Der Eigenanteil, den Pflegebedürftige, die stationäre Pflege benötigen, aus der eigenen Tasche zahlen müssen, steigt weiter. Zudem gibt es erhebliche regionale Unterschiede, wie Daten des Verbandes der Ersatzkassen e.V. verdeutlichen.

(verpd) Die Leistungen der gesetzlichen Pflegeversicherung für eine stationäre Pflege sind seit drei Jahren gleichgeblieben. Aktuelle Statistiken des Verbandes der Ersatzkassen e.V. verdeutlichen, dass dagegen der Eigenanteil der Pflegebedürftigen, den sie dafür entrichten müssen, deutlich gestiegen ist. Im bundesdeutschen Durchschnitt lag Mitte 2020 der Eigenanteil für Pflegebedürftige des Pflegegrades zwei bis fünf erstmals bei über 2.000 Euro im Monat. Das ist gegenüber Anfang 2019 eine Erhöhung um über zehn Prozent. In sechs Bundesländern war der Eigenanteil sogar noch höher.
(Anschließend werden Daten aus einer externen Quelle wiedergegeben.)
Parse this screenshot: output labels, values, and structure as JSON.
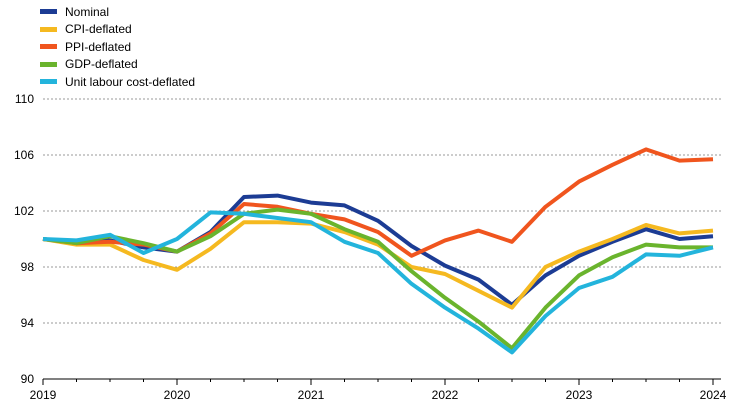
{
  "chart_data": {
    "type": "line",
    "title": "",
    "xlabel": "",
    "ylabel": "",
    "ylim": [
      90,
      110
    ],
    "yticks": [
      90,
      94,
      98,
      102,
      106,
      110
    ],
    "xticks": [
      "2019",
      "2020",
      "2021",
      "2022",
      "2023",
      "2024"
    ],
    "grid": "horizontal-dashed",
    "legend_position": "top-left",
    "x": [
      "2019Q1",
      "2019Q2",
      "2019Q3",
      "2019Q4",
      "2020Q1",
      "2020Q2",
      "2020Q3",
      "2020Q4",
      "2021Q1",
      "2021Q2",
      "2021Q3",
      "2021Q4",
      "2022Q1",
      "2022Q2",
      "2022Q3",
      "2022Q4",
      "2023Q1",
      "2023Q2",
      "2023Q3",
      "2023Q4",
      "2024Q1"
    ],
    "series": [
      {
        "name": "Nominal",
        "color": "#1c3c94",
        "values": [
          100.0,
          99.7,
          99.9,
          99.4,
          99.1,
          100.5,
          103.0,
          103.1,
          102.6,
          102.4,
          101.3,
          99.5,
          98.1,
          97.1,
          95.3,
          97.4,
          98.8,
          99.8,
          100.7,
          100.0,
          100.2
        ]
      },
      {
        "name": "CPI-deflated",
        "color": "#f5b920",
        "values": [
          100.0,
          99.6,
          99.6,
          98.5,
          97.8,
          99.3,
          101.2,
          101.2,
          101.1,
          100.5,
          99.6,
          98.0,
          97.5,
          96.3,
          95.1,
          98.0,
          99.1,
          100.0,
          101.0,
          100.4,
          100.6
        ]
      },
      {
        "name": "PPI-deflated",
        "color": "#f0551e",
        "values": [
          100.0,
          99.7,
          99.8,
          99.6,
          99.1,
          100.4,
          102.5,
          102.3,
          101.8,
          101.4,
          100.5,
          98.8,
          99.9,
          100.6,
          99.8,
          102.3,
          104.1,
          105.3,
          106.4,
          105.6,
          105.7
        ]
      },
      {
        "name": "GDP-deflated",
        "color": "#6ab42d",
        "values": [
          100.0,
          99.7,
          100.2,
          99.7,
          99.1,
          100.2,
          101.8,
          102.1,
          101.8,
          100.7,
          99.8,
          97.7,
          95.8,
          94.1,
          92.2,
          95.1,
          97.4,
          98.7,
          99.6,
          99.4,
          99.4
        ]
      },
      {
        "name": "Unit labour cost-deflated",
        "color": "#23b4dc",
        "values": [
          100.0,
          99.9,
          100.3,
          99.0,
          100.0,
          101.9,
          101.8,
          101.5,
          101.2,
          99.8,
          99.0,
          96.8,
          95.1,
          93.6,
          91.9,
          94.5,
          96.5,
          97.3,
          98.9,
          98.8,
          99.4
        ]
      }
    ]
  }
}
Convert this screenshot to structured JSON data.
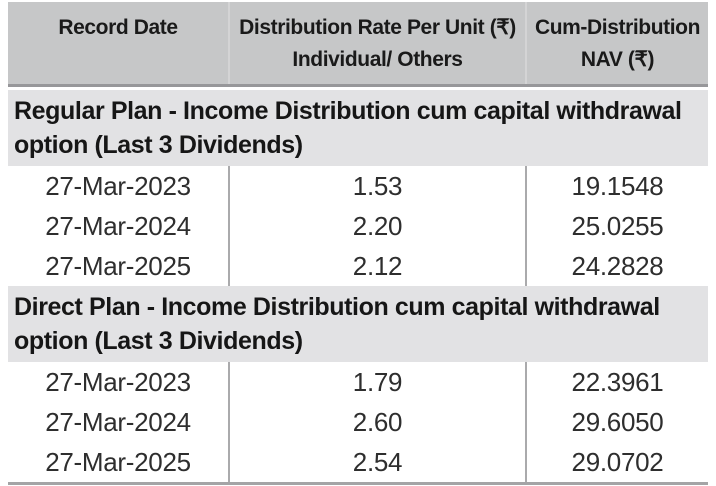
{
  "table": {
    "columns": [
      {
        "line1": "Record Date",
        "line2": ""
      },
      {
        "line1": "Distribution Rate Per Unit (₹)",
        "line2": "Individual/ Others"
      },
      {
        "line1": "Cum-Distribution",
        "line2": "NAV (₹)"
      }
    ],
    "currency_symbol": "₹",
    "sections": [
      {
        "title": "Regular Plan - Income Distribution cum capital withdrawal option (Last 3 Dividends)",
        "rows": [
          {
            "record_date": "27-Mar-2023",
            "rate": "1.53",
            "nav": "19.1548"
          },
          {
            "record_date": "27-Mar-2024",
            "rate": "2.20",
            "nav": "25.0255"
          },
          {
            "record_date": "27-Mar-2025",
            "rate": "2.12",
            "nav": "24.2828"
          }
        ]
      },
      {
        "title": "Direct Plan - Income Distribution cum capital withdrawal option (Last 3 Dividends)",
        "rows": [
          {
            "record_date": "27-Mar-2023",
            "rate": "1.79",
            "nav": "22.3961"
          },
          {
            "record_date": "27-Mar-2024",
            "rate": "2.60",
            "nav": "29.6050"
          },
          {
            "record_date": "27-Mar-2025",
            "rate": "2.54",
            "nav": "29.0702"
          }
        ]
      }
    ]
  },
  "colors": {
    "header_background": "#c6c7c8",
    "section_background": "#e2e2e4",
    "divider_gray": "#aaaaac",
    "header_underline": "#97979a",
    "bottom_border": "#a4a4a6",
    "text_dark": "#1a1a1a",
    "data_text": "#2e2e2e"
  }
}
Seit dem Jahr 2017 sind die Leistungen der gesetzlichen (sozialen) Pflegeversicherung (SPV), die ein Pflegebedürftiger, der eine stationäre Pflege benötigt, je nach Pflegegrad erhält, gleich geblieben. Es handelt sich dabei um einen Pauschalbetrag für die Pflege, Betreuung und medizinische Behandlung im Pflegeheim in Höhe von 125 Euro bei Pflegegrad 1, 770 Euro bei Pflegegrad 2, 1.262 Euro bei Pflegegrad 3, 1.775 Euro bei Pflegegrad 4 und 2.005 Euro bei Pflegegrad 5 pro Monat.
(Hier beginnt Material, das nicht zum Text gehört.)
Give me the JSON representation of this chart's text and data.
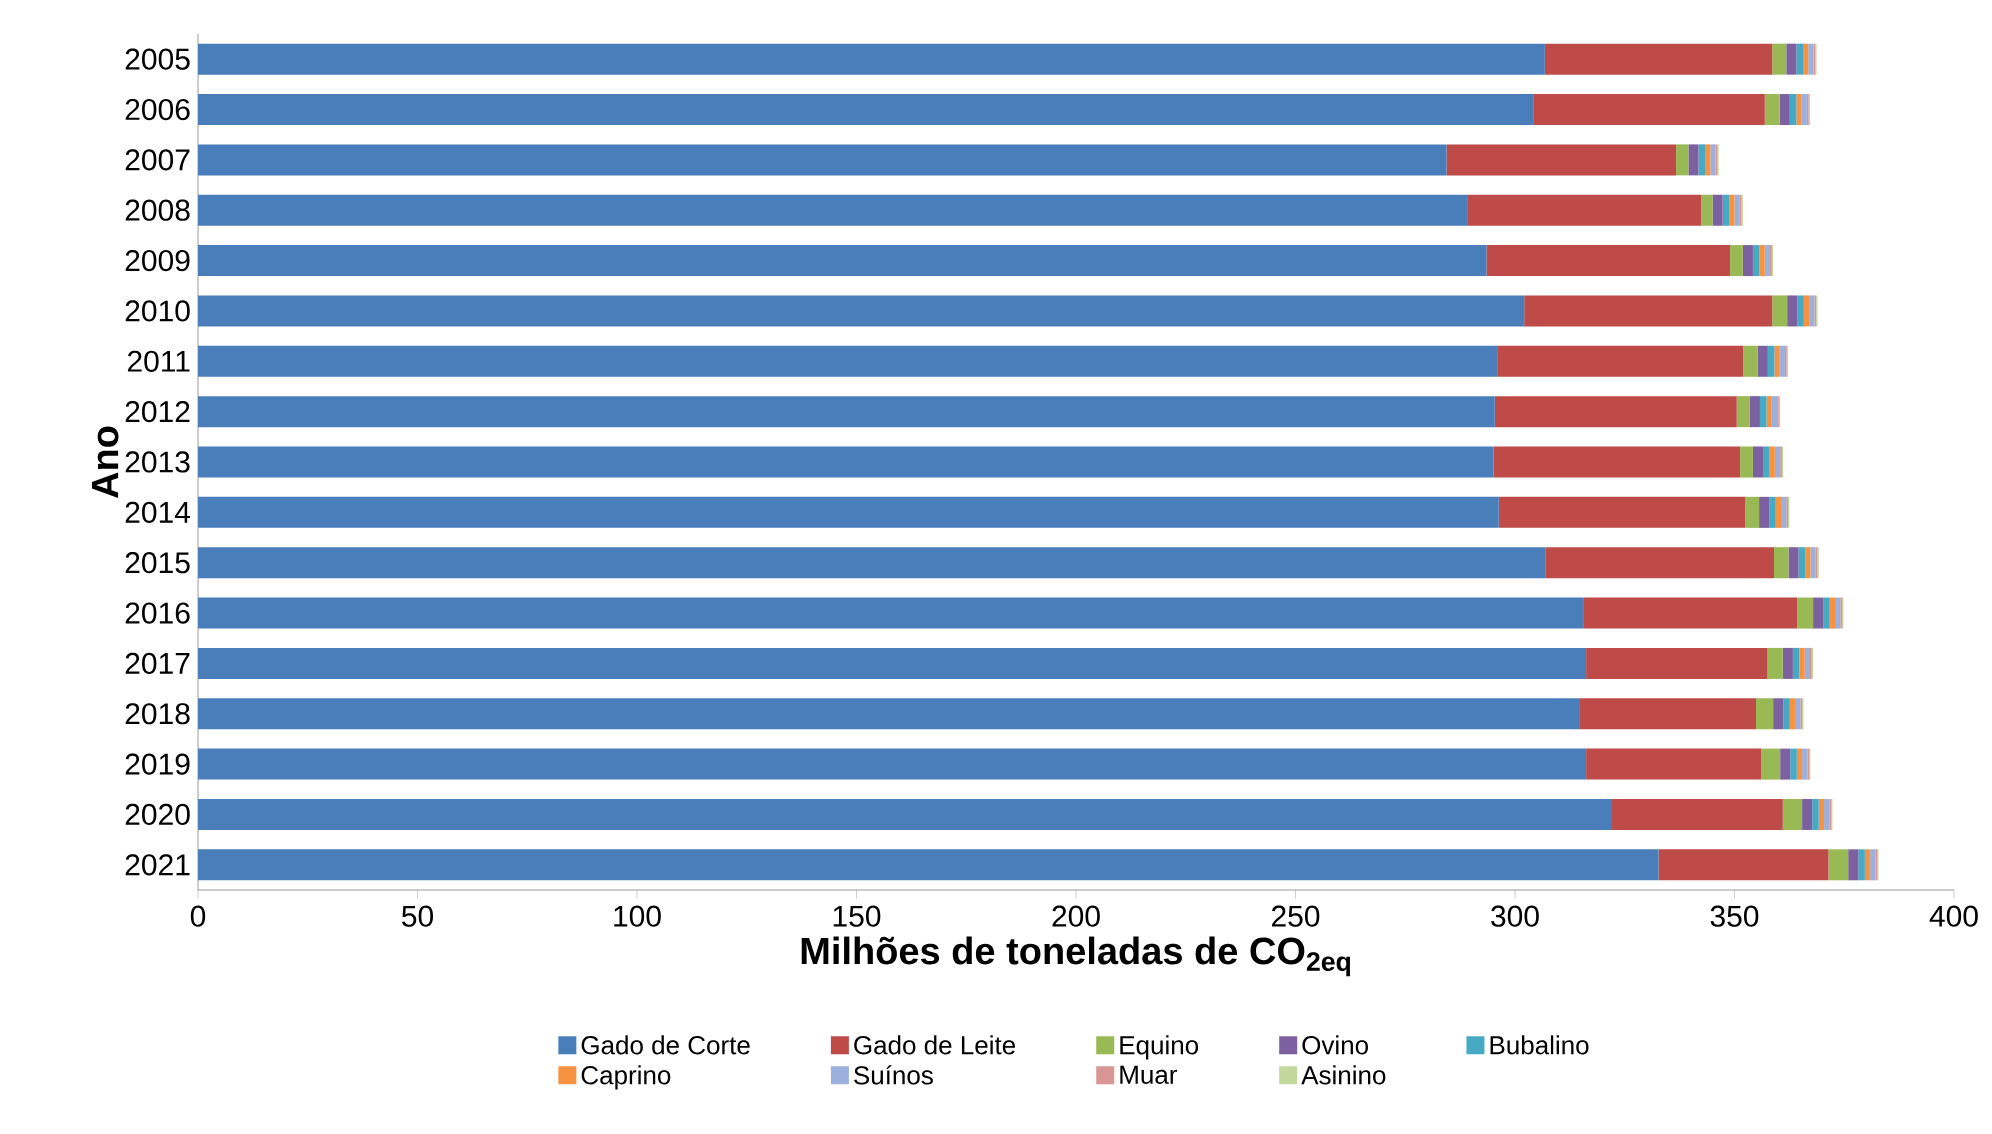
{
  "chart_data": {
    "type": "bar",
    "orientation": "horizontal",
    "stacked": true,
    "xlabel": "Milhões de toneladas de CO$_{2eq}$",
    "ylabel": "Ano",
    "categories": [
      "2005",
      "2006",
      "2007",
      "2008",
      "2009",
      "2010",
      "2011",
      "2012",
      "2013",
      "2014",
      "2015",
      "2016",
      "2017",
      "2018",
      "2019",
      "2020",
      "2021"
    ],
    "xlim": [
      0,
      400
    ],
    "xticks": [
      0,
      50,
      100,
      150,
      200,
      250,
      300,
      350,
      400
    ],
    "legend": "bottom",
    "grid": false,
    "series": [
      {
        "name": "Gado de Corte",
        "color": "#4a7ebb",
        "values": [
          306.8,
          304.3,
          284.4,
          289.1,
          293.5,
          302.1,
          296.1,
          295.4,
          295.1,
          296.3,
          306.9,
          315.7,
          316.2,
          314.8,
          316.2,
          322.1,
          332.7
        ]
      },
      {
        "name": "Gado de Leite",
        "color": "#be4b48",
        "values": [
          51.8,
          52.6,
          52.3,
          53.3,
          55.5,
          56.5,
          55.9,
          55.1,
          56.2,
          56.1,
          52.1,
          48.6,
          41.3,
          40.1,
          39.9,
          38.9,
          38.7
        ]
      },
      {
        "name": "Equino",
        "color": "#98b954",
        "values": [
          3.2,
          3.4,
          2.8,
          2.6,
          2.9,
          3.4,
          3.3,
          3.0,
          2.9,
          3.2,
          3.3,
          3.6,
          3.5,
          3.9,
          4.3,
          4.4,
          4.5
        ]
      },
      {
        "name": "Ovino",
        "color": "#7d60a0",
        "values": [
          2.3,
          2.3,
          2.3,
          2.3,
          2.3,
          2.3,
          2.3,
          2.3,
          2.3,
          2.3,
          2.3,
          2.3,
          2.3,
          2.3,
          2.3,
          2.3,
          2.3
        ]
      },
      {
        "name": "Bubalino",
        "color": "#46aac5",
        "values": [
          1.5,
          1.5,
          1.5,
          1.5,
          1.5,
          1.5,
          1.5,
          1.5,
          1.5,
          1.5,
          1.5,
          1.5,
          1.5,
          1.5,
          1.5,
          1.5,
          1.5
        ]
      },
      {
        "name": "Caprino",
        "color": "#f69240",
        "values": [
          1.2,
          1.2,
          1.2,
          1.2,
          1.2,
          1.2,
          1.2,
          1.2,
          1.2,
          1.2,
          1.2,
          1.2,
          1.2,
          1.2,
          1.2,
          1.2,
          1.2
        ]
      },
      {
        "name": "Suínos",
        "color": "#9bb0dd",
        "values": [
          1.2,
          1.2,
          1.2,
          1.2,
          1.2,
          1.2,
          1.2,
          1.2,
          1.2,
          1.2,
          1.2,
          1.2,
          1.2,
          1.2,
          1.2,
          1.2,
          1.2
        ]
      },
      {
        "name": "Muar",
        "color": "#d99694",
        "values": [
          0.4,
          0.4,
          0.4,
          0.4,
          0.4,
          0.4,
          0.4,
          0.4,
          0.4,
          0.4,
          0.4,
          0.4,
          0.4,
          0.4,
          0.4,
          0.4,
          0.4
        ]
      },
      {
        "name": "Asinino",
        "color": "#c3d69b",
        "values": [
          0.3,
          0.3,
          0.3,
          0.3,
          0.3,
          0.3,
          0.3,
          0.3,
          0.3,
          0.3,
          0.3,
          0.3,
          0.3,
          0.3,
          0.3,
          0.3,
          0.3
        ]
      }
    ]
  }
}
Wie aus aktuellen Statistiken des Verbandes der Ersatzkassen e.V. (VDEK) hervorgeht, reichen diese Leistungen der SPV jedoch bei weitem nicht, um die tatsächlichen Kosten einer stationären Pflege eines Pflegebedürftigen abzudecken. Nach den VDEK-Daten musste zum 1. Juli 2020 ein Pflegebedürftiger mit Pflegegrad 2 bis 5 zusätzlich zu den Leistungen der SPV im bundesweiten Durchschnitt für eine stationäre Pflege monatlich 2.015 Euro selbst tragen. Das sind 10,1 Prozent mehr als noch im Januar 2019.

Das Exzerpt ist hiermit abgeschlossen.